Lenin Moreno, in his prosecution of president Rafael Correa, had to sentence Glas using an older penal code, in order that he could not be Vice-President of the Republic.
Is what is happening with Maduro an example of Lawfare?
Of course, not just Nicolás Maduro, but the whole country of Venezuela. The United States is using these mechanisms, in concert with the communication media, to create an information framework that condemns the country.
Currently Venezuela is suffering a financial and economic blockade by the United States. How does it work? The US Central Bank issued a resolution a few years ago, stating that any financial institution that has a base in the US, and that checks any financial or economic transaction with the Venezuelan state will be liable to suffer a confiscation of their assets and capital in the US.
In addition, they will be prohibited from operating in the country, and even charged with the crime of treason against the US. It the same system as that applied to Cuba.
Venezuela is a big exporter of oil, but it imports practically everything it consumes, including food, because they produce absolutely nothing. It is so rich in oil and makes so much money from it, that it is cheaper to import food than to produce it inside the country.
What are the effects of this economic blockade?
It creates shortages in the country. And because of that, the big media companies claim that the lack of food is the result of a supposed bad management, or the collapse of the Bolivarian Revolution.
But, in reality, the problem is the economic and financial persecution of Venezuela by the US and Europe. The media photograph a coat hanger in an empty supermarket, but they don’t say that this is because the US is stopping Venezuela from importing foods.

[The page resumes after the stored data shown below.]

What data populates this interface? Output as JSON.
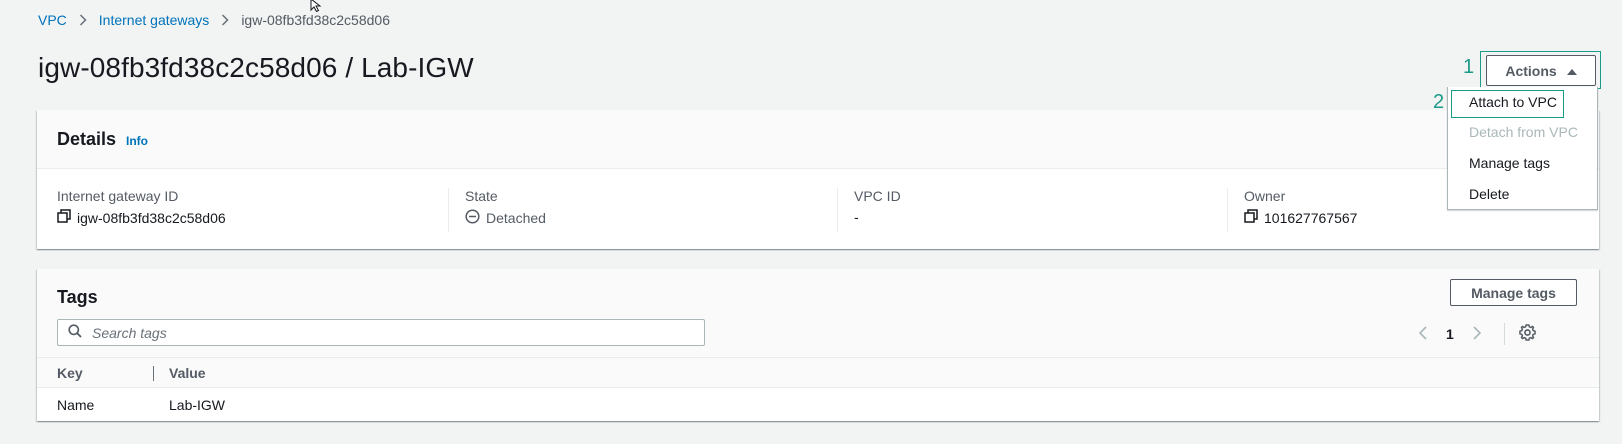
{
  "breadcrumb": {
    "items": [
      "VPC",
      "Internet gateways",
      "igw-08fb3fd38c2c58d06"
    ]
  },
  "page": {
    "title": "igw-08fb3fd38c2c58d06 / Lab-IGW"
  },
  "annotations": {
    "step1": "1",
    "step2": "2"
  },
  "actions": {
    "label": "Actions",
    "menu": [
      "Attach to VPC",
      "Detach from VPC",
      "Manage tags",
      "Delete"
    ]
  },
  "details": {
    "title": "Details",
    "info": "Info",
    "fields": [
      {
        "label": "Internet gateway ID",
        "value": "igw-08fb3fd38c2c58d06",
        "icon": "copy-icon"
      },
      {
        "label": "State",
        "value": "Detached",
        "icon": "detached-status-icon"
      },
      {
        "label": "VPC ID",
        "value": "-"
      },
      {
        "label": "Owner",
        "value": "101627767567",
        "icon": "copy-icon"
      }
    ]
  },
  "tags": {
    "title": "Tags",
    "manage_label": "Manage tags",
    "search_placeholder": "Search tags",
    "page": "1",
    "columns": [
      "Key",
      "Value"
    ],
    "rows": [
      {
        "key": "Name",
        "value": "Lab-IGW"
      }
    ]
  },
  "colors": {
    "link": "#0073bb",
    "annotation": "#1d9b89",
    "disabled": "#aab7b8"
  }
}
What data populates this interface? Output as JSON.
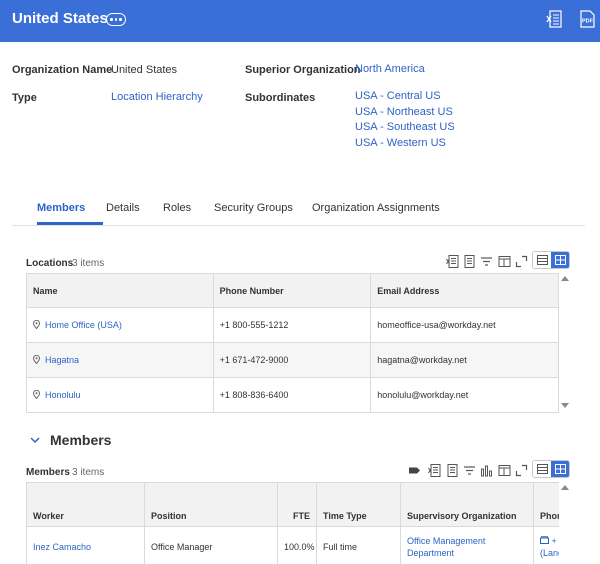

If a legal and judicial system is corrupted to such an extent, how can Lawfare be combatted?
As President Correa has always said, the international bureaucracy of the UN, the IMF, the WHO has to change – they are only protecting the interests of the hegemonic powers of North America and the EU.
Why is it that the Human Rights Commission is in Geneva, and not in Rwanda, or Zambia or Syria? Because diplomatic control and pressures emanate from the countries in the north.
But the big humanitarian crises happen in Africa and Asia, and the greatest poverty and inequality in the world is in Latin America.
There is a solution, but you have to think about how worldwide democracy works.
The power of the communication media and social networks allows governments to be destabilized or overthrown, without there being a due process of investigation, or any form of regulation of the use of information.
Access to information is a human right, but it is controlled by five or six groups at the global level, acting in the interests of these powers, and when they want to attack an individual or a government, they tear them apart, so for this reason these practices must be punished.